Total, aliran dananya Rp 5,25 miliar dari rekanan proyek, Rp 500 juta dari proyek alat kesehatan, jadi Rp 5,75 miliar fee dalam 9 bulan jabatan.
KPK Tetapkan Lima Tersangka, Semua Pintu Masuk Fee Sudah Terpetakan
Dalam perkara ini, KPK menetapkan lima orang tersangka, yang jika disusun berdasarkan rantai distribusi fee, daftar lengkapnya seperti ini:
1. Ardito Wijaya, Bupati Lampung Tengah 2025–2030 (diduga otak utama)
2. Riki Hendra Saputra, Anggota DPRD, sekaligus pengumpul fee dari rekanan
3. Ranu Hari Prasetyo, Adik Ardito, diduga sebagai penampung aliran dana
4. Anton Wibowo, Plt Kepala Bapenda, pengatur lelang alkes
5. Mohamad Lukman Sjamsuri, Direktur PT Elkaka Mandiri, pihak pemberi suap
Pola hubungan kelimanya menunjukkan model klasik korupsi daerah yakni kekuasaan lokal, tim sukses, keluarga, dan kontraktor yang tahu cara berinvestasi pada Kepala Daerah yang baru dilantik.
Bagi KPK, Lampung Tengah hanyalah satu dari banyak kabupaten yang anggarannya besar dan tata kelolanya rapuh.
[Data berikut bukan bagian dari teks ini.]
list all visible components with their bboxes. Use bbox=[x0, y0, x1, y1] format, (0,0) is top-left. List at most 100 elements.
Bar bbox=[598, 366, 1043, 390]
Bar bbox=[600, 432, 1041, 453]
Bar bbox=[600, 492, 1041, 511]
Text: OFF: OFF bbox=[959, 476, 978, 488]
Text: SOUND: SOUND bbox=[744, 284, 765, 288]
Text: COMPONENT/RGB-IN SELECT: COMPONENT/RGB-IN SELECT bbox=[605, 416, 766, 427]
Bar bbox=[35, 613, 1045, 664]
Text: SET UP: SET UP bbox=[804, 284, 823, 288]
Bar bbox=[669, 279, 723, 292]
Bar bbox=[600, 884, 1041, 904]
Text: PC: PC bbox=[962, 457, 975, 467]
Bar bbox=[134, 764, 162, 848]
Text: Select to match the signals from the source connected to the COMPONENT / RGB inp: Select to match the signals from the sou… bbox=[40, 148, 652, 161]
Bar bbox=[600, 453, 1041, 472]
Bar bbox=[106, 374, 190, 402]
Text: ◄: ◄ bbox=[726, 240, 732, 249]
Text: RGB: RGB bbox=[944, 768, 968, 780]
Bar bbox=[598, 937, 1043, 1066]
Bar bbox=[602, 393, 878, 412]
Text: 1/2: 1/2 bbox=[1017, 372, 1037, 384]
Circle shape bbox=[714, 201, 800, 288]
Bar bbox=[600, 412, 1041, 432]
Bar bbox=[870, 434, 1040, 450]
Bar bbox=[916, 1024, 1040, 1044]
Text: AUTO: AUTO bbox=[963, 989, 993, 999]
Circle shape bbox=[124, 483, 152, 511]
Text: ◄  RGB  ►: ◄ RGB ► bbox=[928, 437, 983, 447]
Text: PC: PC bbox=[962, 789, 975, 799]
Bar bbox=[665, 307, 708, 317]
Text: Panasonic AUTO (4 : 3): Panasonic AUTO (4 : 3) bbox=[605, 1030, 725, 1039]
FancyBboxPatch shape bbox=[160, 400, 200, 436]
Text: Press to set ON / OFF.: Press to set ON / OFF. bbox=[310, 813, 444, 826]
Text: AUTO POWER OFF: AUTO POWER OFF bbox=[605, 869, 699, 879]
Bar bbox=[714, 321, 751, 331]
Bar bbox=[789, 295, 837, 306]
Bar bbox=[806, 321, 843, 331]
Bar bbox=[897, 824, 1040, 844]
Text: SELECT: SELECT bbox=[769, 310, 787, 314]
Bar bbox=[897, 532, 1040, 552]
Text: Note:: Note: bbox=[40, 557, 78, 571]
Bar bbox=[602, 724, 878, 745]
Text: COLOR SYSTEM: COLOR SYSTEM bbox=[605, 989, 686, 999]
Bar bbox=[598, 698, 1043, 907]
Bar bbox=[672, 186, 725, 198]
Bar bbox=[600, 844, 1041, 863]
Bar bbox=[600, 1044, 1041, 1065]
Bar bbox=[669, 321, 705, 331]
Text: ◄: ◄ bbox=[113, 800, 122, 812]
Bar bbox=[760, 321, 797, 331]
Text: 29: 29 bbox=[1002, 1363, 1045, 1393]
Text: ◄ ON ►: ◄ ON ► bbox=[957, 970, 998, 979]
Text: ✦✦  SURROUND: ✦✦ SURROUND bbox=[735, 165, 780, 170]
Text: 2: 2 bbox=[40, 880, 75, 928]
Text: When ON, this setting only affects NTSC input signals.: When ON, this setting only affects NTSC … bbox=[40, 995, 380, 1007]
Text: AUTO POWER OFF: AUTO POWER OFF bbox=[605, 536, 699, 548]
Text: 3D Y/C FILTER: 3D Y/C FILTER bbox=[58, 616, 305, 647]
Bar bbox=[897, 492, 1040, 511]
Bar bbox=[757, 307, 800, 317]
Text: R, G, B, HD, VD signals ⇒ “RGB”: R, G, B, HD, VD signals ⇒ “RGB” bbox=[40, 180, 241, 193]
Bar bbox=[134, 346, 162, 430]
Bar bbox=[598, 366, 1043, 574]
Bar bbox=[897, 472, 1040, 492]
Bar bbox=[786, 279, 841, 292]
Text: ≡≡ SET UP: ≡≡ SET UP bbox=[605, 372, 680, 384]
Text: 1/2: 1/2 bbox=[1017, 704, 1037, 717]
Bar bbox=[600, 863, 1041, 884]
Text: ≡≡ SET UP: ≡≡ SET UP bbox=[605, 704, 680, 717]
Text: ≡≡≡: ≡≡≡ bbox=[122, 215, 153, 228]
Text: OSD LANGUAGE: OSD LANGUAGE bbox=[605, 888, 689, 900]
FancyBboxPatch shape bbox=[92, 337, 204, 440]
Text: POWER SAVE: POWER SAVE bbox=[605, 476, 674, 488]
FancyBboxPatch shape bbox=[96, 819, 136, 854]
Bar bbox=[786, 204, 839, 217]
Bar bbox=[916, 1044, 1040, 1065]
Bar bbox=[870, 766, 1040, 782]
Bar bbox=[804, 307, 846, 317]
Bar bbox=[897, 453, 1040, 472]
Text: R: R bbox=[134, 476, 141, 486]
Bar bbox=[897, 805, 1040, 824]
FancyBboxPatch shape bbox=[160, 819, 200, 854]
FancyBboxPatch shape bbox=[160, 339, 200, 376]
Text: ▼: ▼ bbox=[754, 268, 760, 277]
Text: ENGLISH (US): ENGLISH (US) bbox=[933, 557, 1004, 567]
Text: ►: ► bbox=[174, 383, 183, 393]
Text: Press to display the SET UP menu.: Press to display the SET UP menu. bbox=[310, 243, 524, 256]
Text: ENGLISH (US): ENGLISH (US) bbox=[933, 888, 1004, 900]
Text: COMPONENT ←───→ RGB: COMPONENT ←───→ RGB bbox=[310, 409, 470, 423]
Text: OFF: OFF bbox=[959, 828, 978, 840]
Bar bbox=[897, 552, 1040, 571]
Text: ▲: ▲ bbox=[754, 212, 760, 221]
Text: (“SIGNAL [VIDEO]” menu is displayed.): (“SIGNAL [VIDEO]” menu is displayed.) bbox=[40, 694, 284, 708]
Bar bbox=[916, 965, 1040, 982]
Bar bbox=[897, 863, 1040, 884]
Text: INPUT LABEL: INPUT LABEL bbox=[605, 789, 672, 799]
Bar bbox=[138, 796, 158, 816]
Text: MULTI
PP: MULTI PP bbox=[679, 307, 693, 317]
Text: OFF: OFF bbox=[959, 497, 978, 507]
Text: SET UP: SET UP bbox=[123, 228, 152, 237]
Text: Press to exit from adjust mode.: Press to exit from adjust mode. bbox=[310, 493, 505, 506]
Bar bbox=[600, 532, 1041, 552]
Tapi untuk warga Lampung Tengah adalah Bupati yang baru menjabat belum sempat menunjukkan kinerja, sudah lebih dulu menunjukkan naluri berburu fee proyek.
Kalau biasanya pejabat korup itu pemanasan dulu, Ardito justru memilih langsung tancap gas lari sprint hingga akhirnya tersandung KPK.
Dan KPK pun, seperti biasa, tinggal menunggu siapa lagi yang akan ikut terseret dari lingkaran pemodal dan rekanan proyek. Karena dalam drama korupsi, babak pertama hanyalah permulaan masuknya pelaku dan kasus kembangan lainnya.